MUMBAI - Indian government bond yields ended lower on Monday amid expectations that the central bank's move to withdraw highest value currency notes would push up liquidity, and improved appetite for fixed-income assets.

The 10-year benchmark 7.26% 2033 bond yield ended at 6.9864% after closing at 7.0106% on Friday. The three-year to five-year bond yields ended lower by around seven basis points.

"The move will impact the shorter end of the curve favourably and securities up to five years may perform better," said Ritesh Bhusari, deputy general manager for treasury at private sector lender South Indian Bank. "The long-end has already posted a decent rally and term premium is less lucrative."

On Friday, the Reserve Bank of India said it would withdraw its highest denomination 2,000-rupee note from circulation, whose value has declined to 3.62 trillion rupees ($44.27 billion) as of March 2023.

The central bank's decision is likely to improve banking system liquidity, bringing down recently elevated short-term rates, analysts and bankers said.

On a net basis, it is likely that deposits would increase by 1.5 trillion rupees to 2 trillion rupees and durable liquidity could increase by around one trillion rupees, Kotak Mahindra Bank said.

Even though India's banking system liquidity had remained at a surplus of around 600 billion rupees in May, overnight rates remained elevated for the most part of the month as bulk of the surplus was with a few large banks.

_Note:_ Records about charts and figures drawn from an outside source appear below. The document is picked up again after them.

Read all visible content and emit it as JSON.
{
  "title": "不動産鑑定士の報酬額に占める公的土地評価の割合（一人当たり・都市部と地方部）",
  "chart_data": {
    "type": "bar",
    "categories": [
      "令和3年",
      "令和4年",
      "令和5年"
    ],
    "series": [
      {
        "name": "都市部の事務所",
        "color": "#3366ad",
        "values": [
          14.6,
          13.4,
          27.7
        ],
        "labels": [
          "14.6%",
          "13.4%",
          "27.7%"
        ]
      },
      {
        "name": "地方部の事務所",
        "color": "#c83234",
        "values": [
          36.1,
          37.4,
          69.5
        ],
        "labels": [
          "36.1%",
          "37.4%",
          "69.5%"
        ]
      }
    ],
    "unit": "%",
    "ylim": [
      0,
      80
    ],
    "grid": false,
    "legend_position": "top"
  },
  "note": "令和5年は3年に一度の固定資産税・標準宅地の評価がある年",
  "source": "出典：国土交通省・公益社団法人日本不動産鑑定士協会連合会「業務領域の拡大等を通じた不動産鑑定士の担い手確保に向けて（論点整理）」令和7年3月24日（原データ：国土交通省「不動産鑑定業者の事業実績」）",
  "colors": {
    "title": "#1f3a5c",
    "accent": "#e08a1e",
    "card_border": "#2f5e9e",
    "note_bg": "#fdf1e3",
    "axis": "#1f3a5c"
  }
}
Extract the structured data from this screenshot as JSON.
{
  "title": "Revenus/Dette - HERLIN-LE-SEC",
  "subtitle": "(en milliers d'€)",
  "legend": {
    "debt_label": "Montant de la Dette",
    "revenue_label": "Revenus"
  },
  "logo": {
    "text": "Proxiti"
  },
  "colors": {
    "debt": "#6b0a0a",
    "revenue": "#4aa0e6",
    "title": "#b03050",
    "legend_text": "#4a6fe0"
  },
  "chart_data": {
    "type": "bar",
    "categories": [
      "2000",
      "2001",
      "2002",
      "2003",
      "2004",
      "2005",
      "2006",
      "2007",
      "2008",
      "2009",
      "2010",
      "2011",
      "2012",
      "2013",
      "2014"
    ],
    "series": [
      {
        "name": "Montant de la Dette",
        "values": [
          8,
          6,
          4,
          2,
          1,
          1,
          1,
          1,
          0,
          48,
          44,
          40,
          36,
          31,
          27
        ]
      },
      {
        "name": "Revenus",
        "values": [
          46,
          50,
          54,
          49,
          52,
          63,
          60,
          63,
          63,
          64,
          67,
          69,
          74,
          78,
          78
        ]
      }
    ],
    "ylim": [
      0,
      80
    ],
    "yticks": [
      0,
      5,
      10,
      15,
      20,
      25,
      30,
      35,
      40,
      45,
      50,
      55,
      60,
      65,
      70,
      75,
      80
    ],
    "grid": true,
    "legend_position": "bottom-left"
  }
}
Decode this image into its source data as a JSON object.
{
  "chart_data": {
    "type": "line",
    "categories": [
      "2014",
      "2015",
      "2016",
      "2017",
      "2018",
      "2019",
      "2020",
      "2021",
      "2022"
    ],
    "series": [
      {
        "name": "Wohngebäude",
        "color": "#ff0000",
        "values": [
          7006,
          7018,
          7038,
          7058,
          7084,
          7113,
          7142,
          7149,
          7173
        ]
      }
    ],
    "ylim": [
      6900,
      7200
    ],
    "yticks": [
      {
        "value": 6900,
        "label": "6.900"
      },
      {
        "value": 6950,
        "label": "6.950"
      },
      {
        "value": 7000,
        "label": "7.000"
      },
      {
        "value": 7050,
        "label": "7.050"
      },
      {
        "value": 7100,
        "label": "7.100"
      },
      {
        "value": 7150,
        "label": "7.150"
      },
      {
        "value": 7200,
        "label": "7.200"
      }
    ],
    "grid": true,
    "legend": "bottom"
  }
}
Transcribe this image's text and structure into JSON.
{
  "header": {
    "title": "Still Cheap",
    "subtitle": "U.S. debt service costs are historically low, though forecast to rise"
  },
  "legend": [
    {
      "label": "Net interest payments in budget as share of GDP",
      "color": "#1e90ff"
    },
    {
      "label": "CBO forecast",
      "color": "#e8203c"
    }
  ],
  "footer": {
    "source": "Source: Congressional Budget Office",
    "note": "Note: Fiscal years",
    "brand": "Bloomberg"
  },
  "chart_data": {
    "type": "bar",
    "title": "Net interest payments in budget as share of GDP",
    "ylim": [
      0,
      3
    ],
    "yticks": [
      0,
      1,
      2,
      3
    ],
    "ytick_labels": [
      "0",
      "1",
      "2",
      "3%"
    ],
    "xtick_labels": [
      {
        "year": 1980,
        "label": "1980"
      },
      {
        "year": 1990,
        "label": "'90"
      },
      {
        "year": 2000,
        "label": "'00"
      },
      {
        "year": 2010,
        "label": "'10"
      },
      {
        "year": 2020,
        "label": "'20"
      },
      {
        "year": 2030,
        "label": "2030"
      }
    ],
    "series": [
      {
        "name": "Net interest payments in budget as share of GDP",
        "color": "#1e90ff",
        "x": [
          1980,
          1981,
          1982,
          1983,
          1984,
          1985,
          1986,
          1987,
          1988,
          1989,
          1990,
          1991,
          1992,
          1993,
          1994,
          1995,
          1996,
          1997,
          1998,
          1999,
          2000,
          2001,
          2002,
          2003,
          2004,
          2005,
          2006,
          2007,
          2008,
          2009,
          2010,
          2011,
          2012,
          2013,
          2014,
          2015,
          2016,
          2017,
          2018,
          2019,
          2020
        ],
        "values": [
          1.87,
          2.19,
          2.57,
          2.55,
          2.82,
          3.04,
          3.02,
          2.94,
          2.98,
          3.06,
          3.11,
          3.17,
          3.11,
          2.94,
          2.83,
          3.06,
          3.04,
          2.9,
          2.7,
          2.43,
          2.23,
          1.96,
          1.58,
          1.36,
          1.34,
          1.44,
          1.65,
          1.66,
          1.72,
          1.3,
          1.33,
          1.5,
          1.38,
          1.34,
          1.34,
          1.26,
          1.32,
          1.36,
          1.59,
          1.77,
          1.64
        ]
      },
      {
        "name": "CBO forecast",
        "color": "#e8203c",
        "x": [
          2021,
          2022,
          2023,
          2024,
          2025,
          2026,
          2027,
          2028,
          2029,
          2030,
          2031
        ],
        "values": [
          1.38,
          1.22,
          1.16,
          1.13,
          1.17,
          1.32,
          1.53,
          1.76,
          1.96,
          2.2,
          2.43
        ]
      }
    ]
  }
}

Traders also said, liquidity will improve after the RBI approved a surplus transfer of 874.16 billion rupees to the government for the last fiscal year, which could flow into the banking system in the form of government spending.

The improvement in liquidity could push the shorter duration bond yields downwards, but long-end yields may rise over the medium term with much-anticipated open market bond purchases as well as domestic policy easing getting delayed, traders said.

The fall in longer-duration bond yields was also capped, amid constantly rising U.S. peers. The 10-year U.S. yield jumped 25 basis points in the last six sessions and was trading around 3.65%.